7. Won't people prefer to let savings build in their HSA, instead of spending it every year?

Maybe that's not a bad idea! People might well want to use money that's going to be taxed anyway for medical care and take advantage of the tax break on deposits to the HSA. Shouldn't they be allowed to choose how to use their own money?

If a person starts an HSA at age 25, makes a deposit of $2,000 every year and pays medical bills out of other funds, the account should be worth $253,680 in 40 years, assuming 5% interest.

8. Don't consumer-driven plans “cherry pick”?

The reason for cherry picking—screening out high-risk individuals—is inability to price the product according to risk. In other words, government regulations, especially price controls, force insurers to compensate in other ways if they want to remain in business.

Today, carriers cannot cherry pick for group policies, but they can generally underwrite individuals. This is not expected to change with HSAs.

Remember, however, that socialized medicine's equivalent of cherry picking is offering good service only to the healthy and politically well connected. Rationing and denying care are inevitable with government-financed medicine.

9. Isn't it just right for a civilized country to provide health coverage for all?

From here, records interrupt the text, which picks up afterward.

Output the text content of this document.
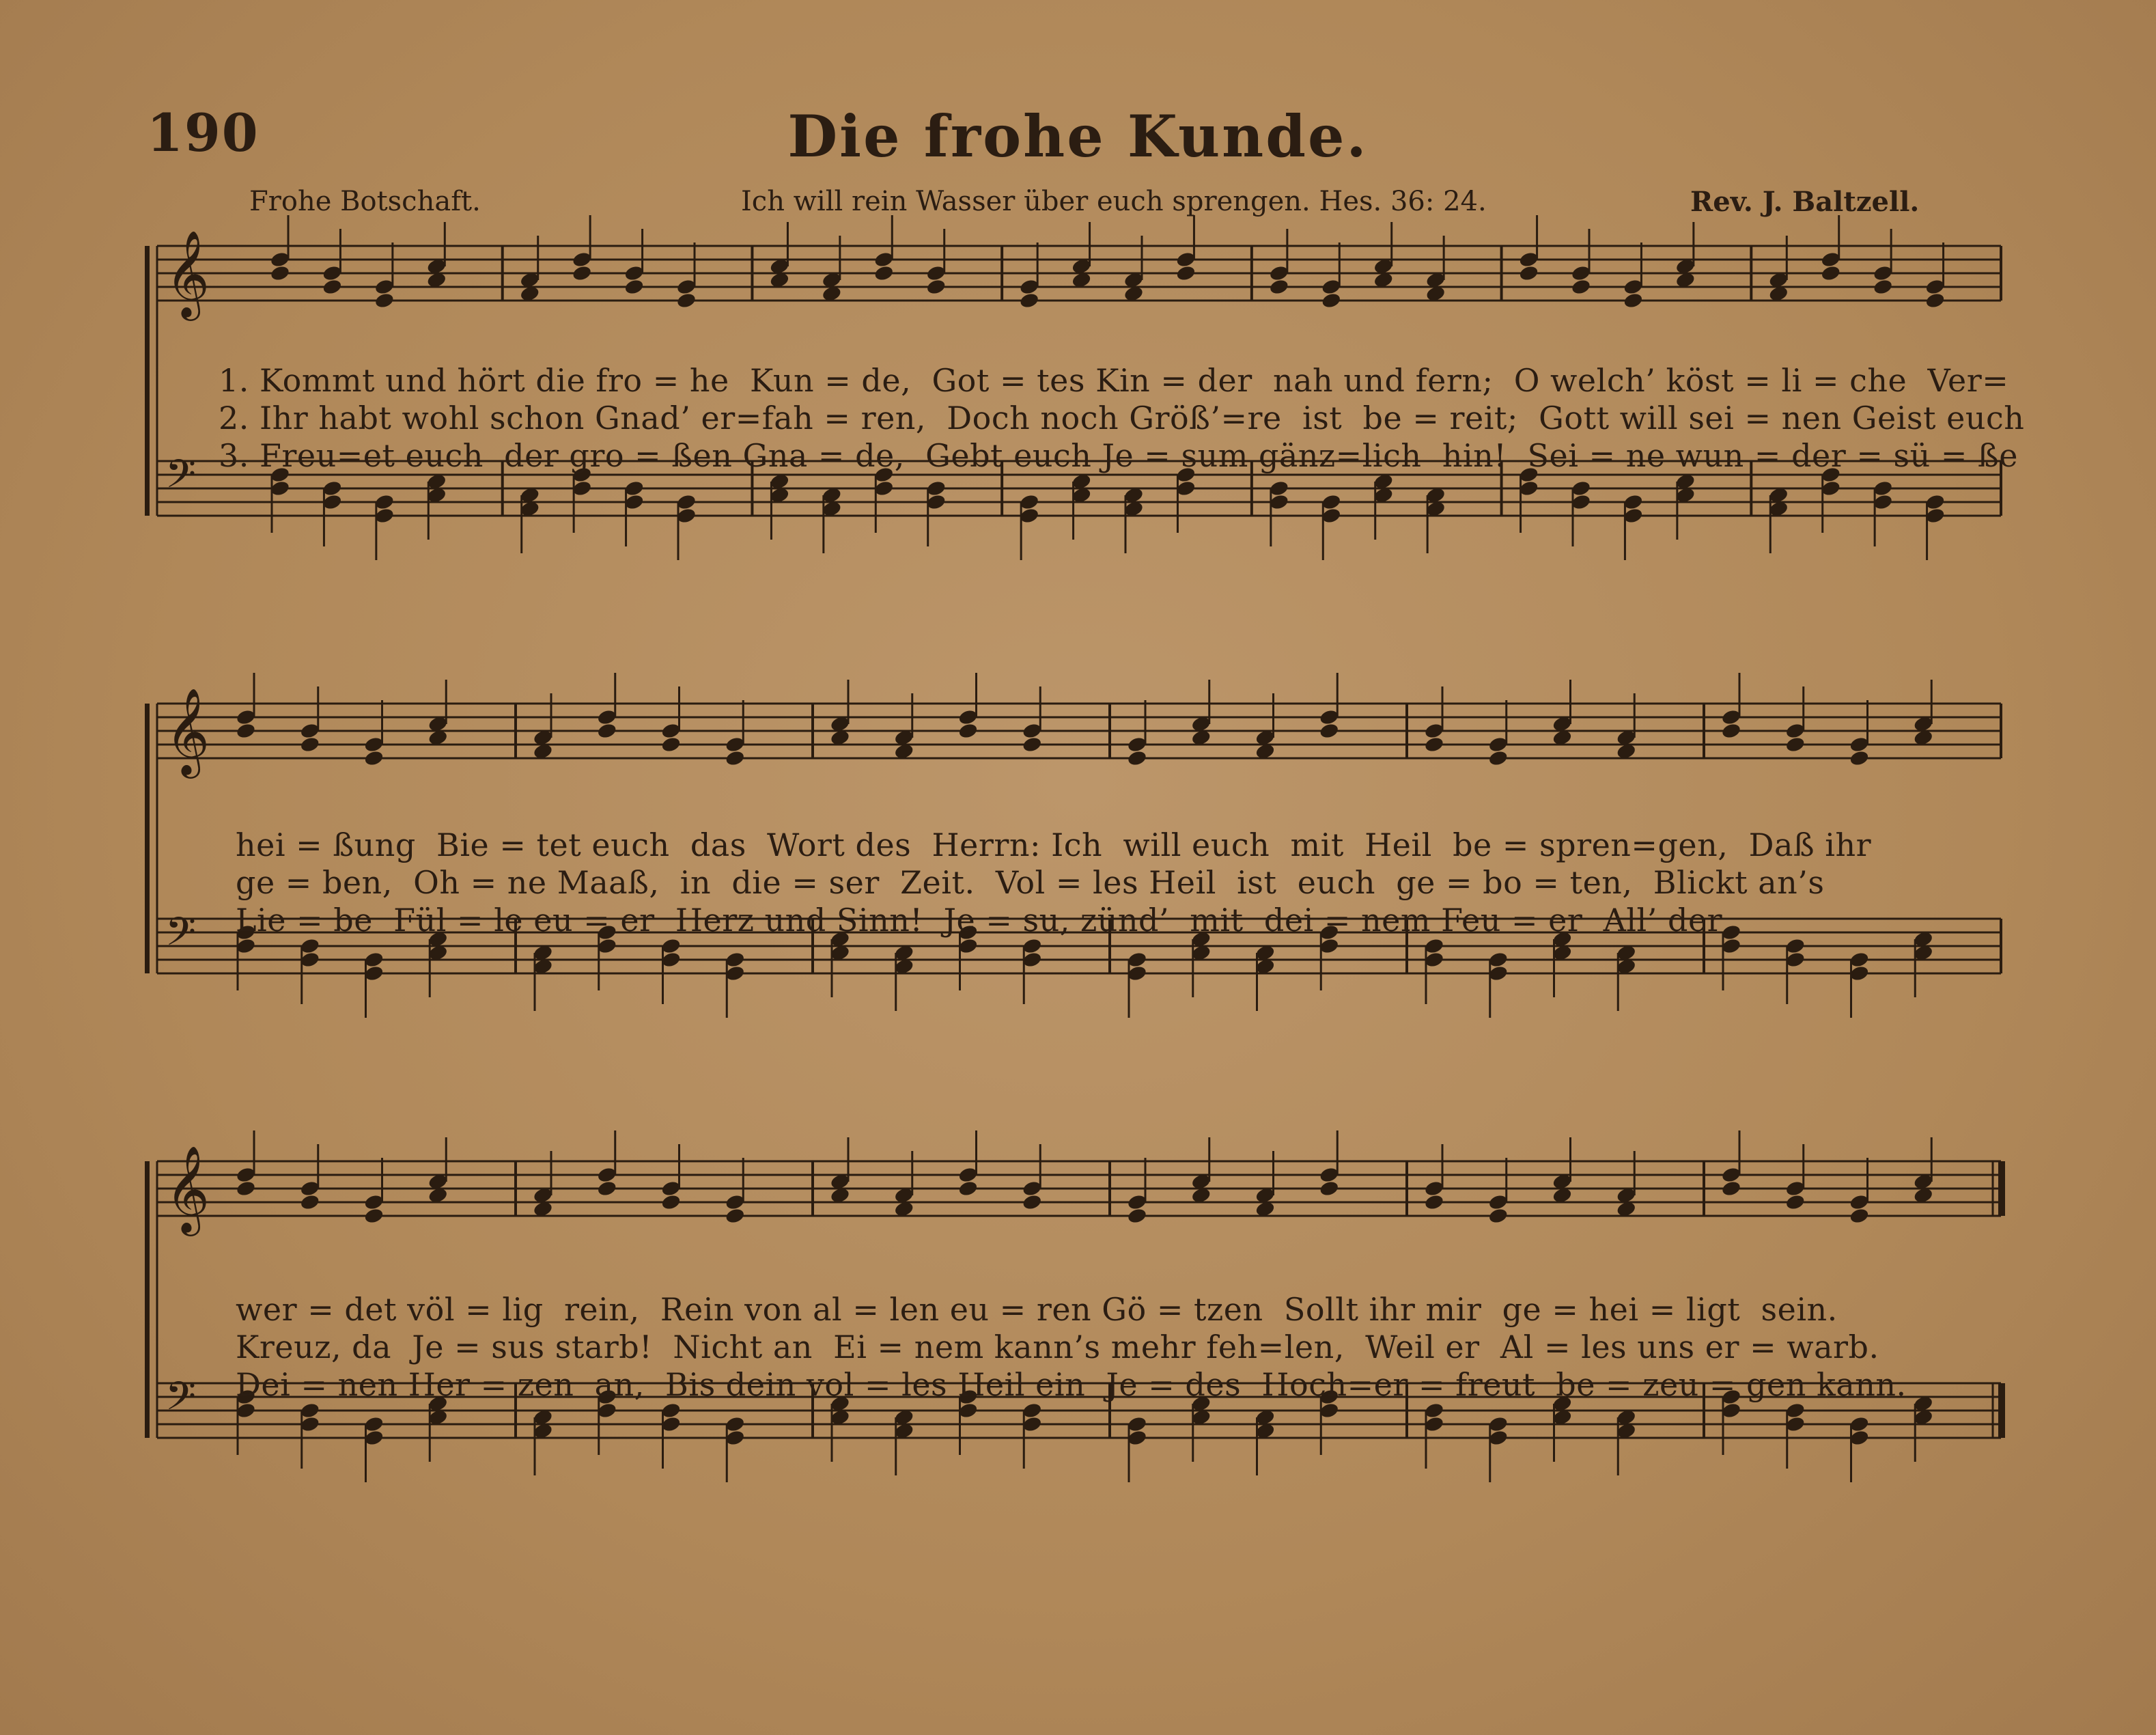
190	Die frohe Kunde.
Frohe Botschaft.	Ich will rein Wasser über euch sprengen. Hes. 36: 24.	Rev. J. Baltzell.
𝄞
𝄢
1. Kommt und hört die fro = he  Kun = de,  Got = tes Kin = der  nah und fern;  O welch’ köst = li = che  Ver=
2. Ihr habt wohl schon Gnad’ er=fah = ren,  Doch noch Größ’=re  ist  be = reit;  Gott will sei = nen Geist euch
3. Freu=et euch  der gro = ßen Gna = de,  Gebt euch Je = sum gänz=lich  hin!  Sei = ne wun = der = sü = ße
𝄞
𝄢
hei = ßung  Bie = tet euch  das  Wort des  Herrn: Ich  will euch  mit  Heil  be = spren=gen,  Daß ihr
ge = ben,  Oh = ne Maaß,  in  die = ser  Zeit.  Vol = les Heil  ist  euch  ge = bo = ten,  Blickt an’s
Lie = be  Fül = le eu = er  Herz und Sinn!  Je = su, zünd’  mit  dei = nem Feu = er  All’ der
𝄞
𝄢
wer = det völ = lig  rein,  Rein von al = len eu = ren Gö = tzen  Sollt ihr mir  ge = hei = ligt  sein.
Kreuz, da  Je = sus starb!  Nicht an  Ei = nem kann’s mehr feh=len,  Weil er  Al = les uns er = warb.
Dei = nen Her = zen  an,  Bis dein vol = les Heil ein  Je = des  Hoch=er = freut  be = zeu = gen kann.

Is it right to force people to pay for other people's coverage while forbidding them, as in Canada, to use their own earnings to buy timely, lifesaving care for themselves and their loved ones? Is it right to force people into government dependency?

More compulsory government “coverage” displaces and erodes the voluntary ethic of caring for one's neighbors, which is the true sign of a civilized society.

10. Haven't other Western countries proved the advantages of national health insurance or “single payer”?

The U.S. may still talk about expanding taxpayer-funded benefits, but many European governments, including France and Germany, have no choice but to start rolling them back. For a cinematographer's look at the Canadian system, go to see The Barbarian Invasion, an award-winning movie about end-of-life issues, which is partly set in a Canadian hospital. The beds in the hallway, closed floors, delays, and pervasive corruption are taken for granted by the protagonists.

And don't forget the record of our very own single payer plan called Medicare, projected to bankrupt our own federal treasury in a few years.

11. Why aren't businesses jumping on this idea?

Some of them are. But it's hard to overcome inertia and special interests who are making huge profits by shuffling money around. And some big players think they'll soon be able to unload their soaring insurance premiums onto the taxpayers.

12. Why isn't Big Labor demanding HSAs?

The interests of workers and Big Labor do not necessarily coincide. Unions may mistakenly view HSAs as a threat to their own raison d'etre. Workers could benefit greatly from a larger paycheck, downward market pressure on medical costs, portable insurance, and freedom to choose their own medical care. But it's frightening to take on a responsibility when you're accustomed to someone else “taking care” of you (or pretending to do so).

13. Where can I buy an HSA?

Ask your insurance broker. If he doesn't know and won't find out, get another broker. Lists of companies offering HSAs in various states are posted on the internet, for example: www.americanhealthvalue.com or www.hsainsider.com.